Observability Challenges
Event-driven systems are harder to debug than synchronous request-response systems.
Essential tools:
-
Distributed tracing: OpenTelemetry, Jaeger, Zipkin
- Trace events as they flow through services
- Correlate events with trace IDs
-
Event visualization: Tools like Kafka UI, RedPanda Console
- See events in real-time
- Replay specific events for debugging
-
Dead letter queues: Capture failed events
- Don’t lose events that fail processing
- Investigate and replay
-
Event schemas: Centralized registry
- Know what events exist
- Understand event structure
- Track schema versions
Anti-Patterns to Avoid
1. Event Chains That Are Too Long
If event A triggers B which triggers C which triggers D, you’ve created a fragile chain that’s hard to debug.
Better: Use orchestration or combine steps.

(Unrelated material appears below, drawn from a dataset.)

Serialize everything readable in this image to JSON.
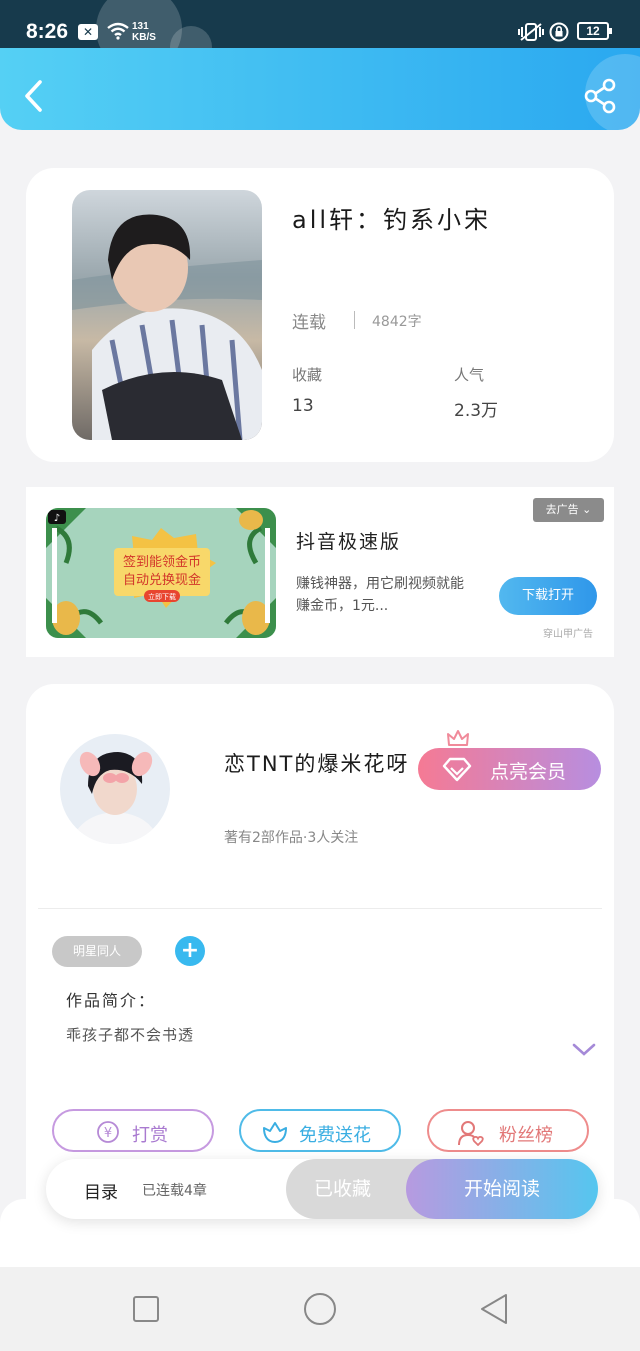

2. Using Events for Synchronous Workflows
Don’t use events when you need immediate feedback.
Wrong: Click “Checkout” -> publish event -> wait for confirmation email
Right: Click “Checkout” -> synchronous API call -> immediate confirmation
3. Publishing Internal State Changes
Events should represent business-level facts, not database row changes.
Wrong: UserTableRowUpdated
Right: UserEmailChanged, UserSubscriptionUpgraded
4. Tight Coupling Through Events
If changing one service’s events breaks five others, you’ve just created distributed coupling.

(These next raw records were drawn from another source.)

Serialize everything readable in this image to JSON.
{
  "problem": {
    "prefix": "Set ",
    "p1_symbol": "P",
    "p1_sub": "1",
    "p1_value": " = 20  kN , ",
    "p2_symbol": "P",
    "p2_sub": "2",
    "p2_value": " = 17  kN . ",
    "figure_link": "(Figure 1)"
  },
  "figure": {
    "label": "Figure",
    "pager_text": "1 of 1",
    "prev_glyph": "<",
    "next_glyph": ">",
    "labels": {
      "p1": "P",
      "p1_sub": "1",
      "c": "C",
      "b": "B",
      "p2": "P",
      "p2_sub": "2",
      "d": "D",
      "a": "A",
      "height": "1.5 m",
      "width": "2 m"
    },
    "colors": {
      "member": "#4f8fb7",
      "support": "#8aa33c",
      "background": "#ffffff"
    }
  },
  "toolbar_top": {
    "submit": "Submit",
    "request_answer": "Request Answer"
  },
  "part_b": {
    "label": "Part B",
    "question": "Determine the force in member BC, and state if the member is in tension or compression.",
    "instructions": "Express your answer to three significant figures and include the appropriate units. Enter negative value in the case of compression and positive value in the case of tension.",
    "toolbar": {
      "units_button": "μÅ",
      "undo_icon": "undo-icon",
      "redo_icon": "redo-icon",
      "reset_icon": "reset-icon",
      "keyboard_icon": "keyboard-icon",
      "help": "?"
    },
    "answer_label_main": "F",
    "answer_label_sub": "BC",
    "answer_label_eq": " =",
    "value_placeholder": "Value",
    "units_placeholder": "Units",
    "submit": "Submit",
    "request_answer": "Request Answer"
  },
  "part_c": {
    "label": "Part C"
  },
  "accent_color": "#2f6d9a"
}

Solution: Define stable contracts, version events, use schema registries.
When to Use Event-Driven Architecture
Good fit:
- Multiple systems need to react to the same change
- You need audit trails and compliance
- Scale requires decoupling services
- Asynchronous workflows (order fulfillment, ETL pipelines)
- Real-time data processing
Not a good fit:
- Simple CRUD applications
- When you need immediate consistency
- Small teams without operational maturity
- Synchronous user interactions
Getting Started
If you’re new to event-driven architecture:
- Start with event notifications for non-critical flows
- Add transactional outbox to ensure reliability
- Consider CQRS if read and write patterns diverge significantly
- Try event sourcing for one bounded context, not everything
- Invest in observability from day one
Conclusion
Event-driven architecture is a powerful tool for building scalable, loosely coupled systems. The patterns I’ve described—event notification, event sourcing, CQRS, sagas—each solve specific problems and come with specific trade-offs.

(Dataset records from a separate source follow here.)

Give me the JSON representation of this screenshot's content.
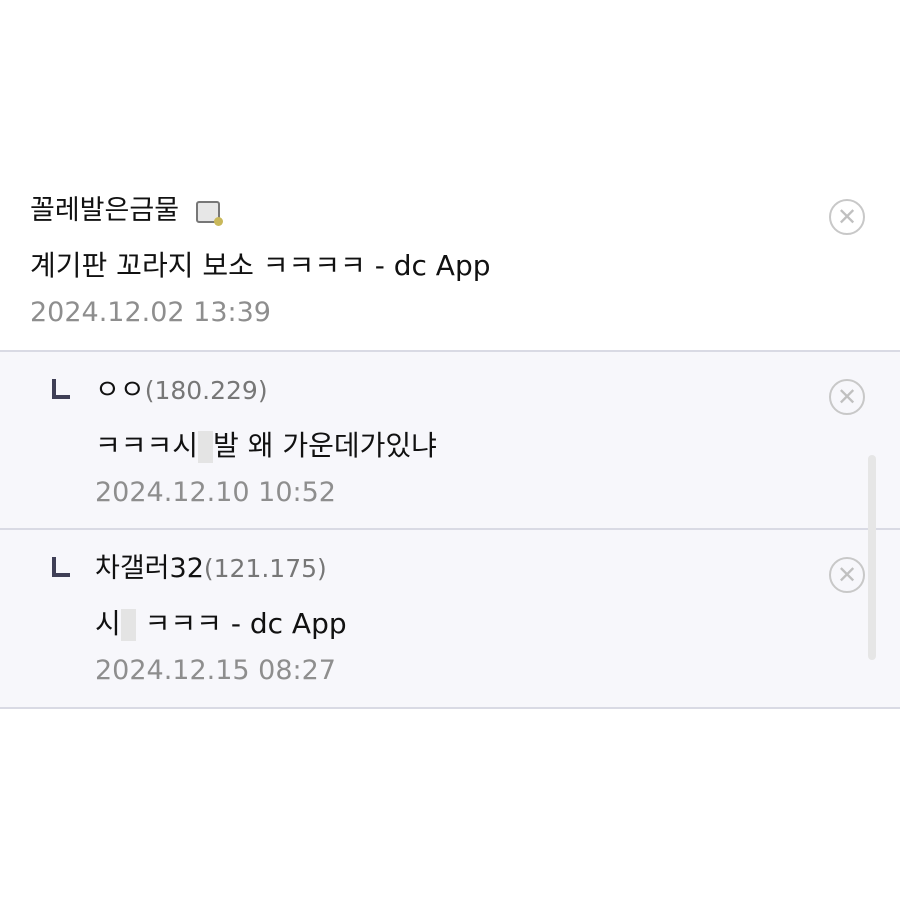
{
  "comments": [
    {
      "author": "꼴레발은금물",
      "ip": "",
      "content": "계기판 꼬라지 보소 ㅋㅋㅋㅋ - dc App",
      "timestamp": "2024.12.02 13:39",
      "has_mobile_icon": true,
      "is_reply": false
    },
    {
      "author": "ㅇㅇ",
      "ip": "(180.229)",
      "content_before": "ㅋㅋㅋ시",
      "content_after": "발 왜 가운데가있냐",
      "timestamp": "2024.12.10 10:52",
      "is_reply": true
    },
    {
      "author": "차갤러32",
      "ip": "(121.175)",
      "content_before": "시",
      "content_after": " ㅋㅋㅋ - dc App",
      "timestamp": "2024.12.15 08:27",
      "is_reply": true
    }
  ],
  "icons": {
    "delete": "close-circle-icon",
    "reply": "reply-arrow-icon",
    "mobile": "mobile-post-icon"
  },
  "colors": {
    "reply_bg": "#f7f7fb",
    "divider": "#d9dae4",
    "timestamp": "#8e8e8e",
    "reply_arrow": "#3f3f56"
  }
}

Don’t adopt these patterns because they’re trendy. Adopt them when you have concrete problems they solve: scale, decoupling, audit requirements, or complex workflows.
Start simple, add complexity only when needed, and invest heavily in observability. Events are a powerful abstraction, but they make debugging harder. With the right patterns and tooling, event-driven systems can be both powerful and maintainable.
Events aren’t a silver bullet, but they’re a damn good tool when you need loose coupling, scale, and audit trails. Use them wisely.